Over the past decade, we along with our research team have conducted telephone interviews with American adults to gauge public opinion on the funding of college. We worked with the Center for Survey Research at Indiana University to interview a nationally representative sample of about 1,600 respondents, and we incorporated both closed- and open-ended questions that capture multiple data points on this issue. These responses are reported in our new book, “Who Should Pay? Higher Education, Responsibility, and the Public,” published by the Russell Sage Foundation. In our interviews, we begin with two simple questions. The first question is who should have the main responsibility for the cost of education beyond high school—whether it should be students, parents, the federal government, or the state or local government. The second question is who should have the second-most responsibility, given these same response options.
Looking at the answers to these questions side by side gives us a sense of how people think about the issue of responsibility. Some people are individualists. They think that parents and students should pay for college with few contributions from the government. Others are collectivists. They think that the federal and state or local governments should bear most of the responsibility for college, with less reliance on individual funds. Others still advocate for a shared responsibility, in which individuals and government act as partners—parents and students shoulder some of the cost, and government pays some as well.

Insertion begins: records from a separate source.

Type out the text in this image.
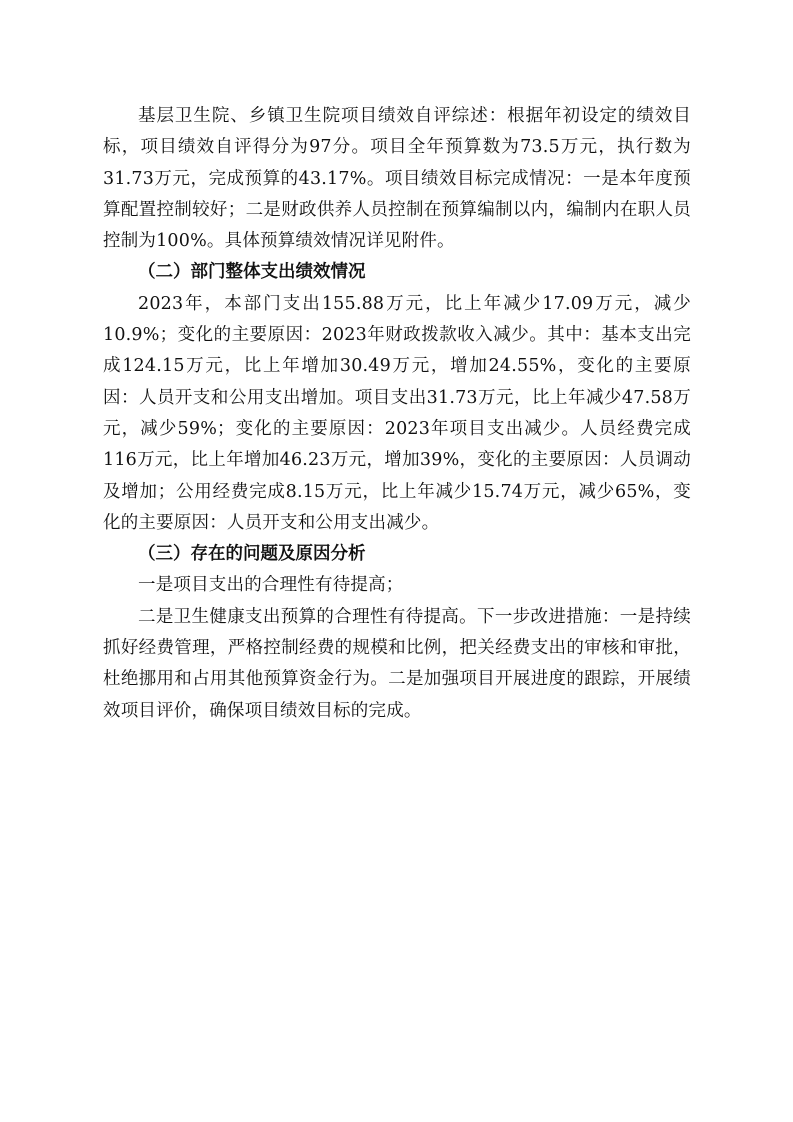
基层卫生院、乡镇卫生院项目绩效自评综述：根据年初设定的绩效目标，项目绩效自评得分为97分。项目全年预算数为73.5万元，执行数为31.73万元，完成预算的43.17%。项目绩效目标完成情况：一是本年度预算配置控制较好；二是财政供养人员控制在预算编制以内，编制内在职人员控制为100%。具体预算绩效情况详见附件。

（二）部门整体支出绩效情况

2023年，本部门支出155.88万元，比上年减少17.09万元，减少10.9%；变化的主要原因：2023年财政拨款收入减少。其中：基本支出完成124.15万元，比上年增加30.49万元，增加24.55%，变化的主要原因：人员开支和公用支出增加。项目支出31.73万元，比上年减少47.58万元，减少59%；变化的主要原因：2023年项目支出减少。人员经费完成116万元，比上年增加46.23万元，增加39%，变化的主要原因：人员调动及增加；公用经费完成8.15万元，比上年减少15.74万元，减少65%，变化的主要原因：人员开支和公用支出减少。

（三）存在的问题及原因分析

一是项目支出的合理性有待提高；

二是卫生健康支出预算的合理性有待提高。下一步改进措施：一是持续抓好经费管理，严格控制经费的规模和比例，把关经费支出的审核和审批，杜绝挪用和占用其他预算资金行为。二是加强项目开展进度的跟踪，开展绩效项目评价，确保项目绩效目标的完成。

What we found initially was quite clear: When we started conducting our interviews in 2010, Americans overwhelmingly believed that parents and students should pay for college, at approximately two-thirds (65%) of the sample. This made sense to us. Americans are individualistic at their core, and the notion of parental funding for college is baked into financial-aid forms. When one of us conducted similar analyses of federal data from the 1980s, the same pattern was evident. The American preference for individualism looked rock-solid over a period of decades, and we assumed that it would not change.
But starting in 2015, and in the years since, we have documented a dramatic shift in how Americans answer these questions, as shown in Figure 1. In interviews from 2015, the public was evenly split (at 50% each) between those who prefer an individualist solution (on the left) and those who say that government should have the most or second-most responsibility for the funding of college (combining the three response combinations on the right). Note that these changes in public opinion occurred despite our using similar, nationally representative samples in both surveys, as well as identical question wordings.
A recent national online survey that we fielded in 2019 with over 1,200 Americans suggests a continuing realignment in public opinion toward collective or shared responsibility. Our surveys also show that these views map closely with opinion regarding free community college and/or free tuition at public universities.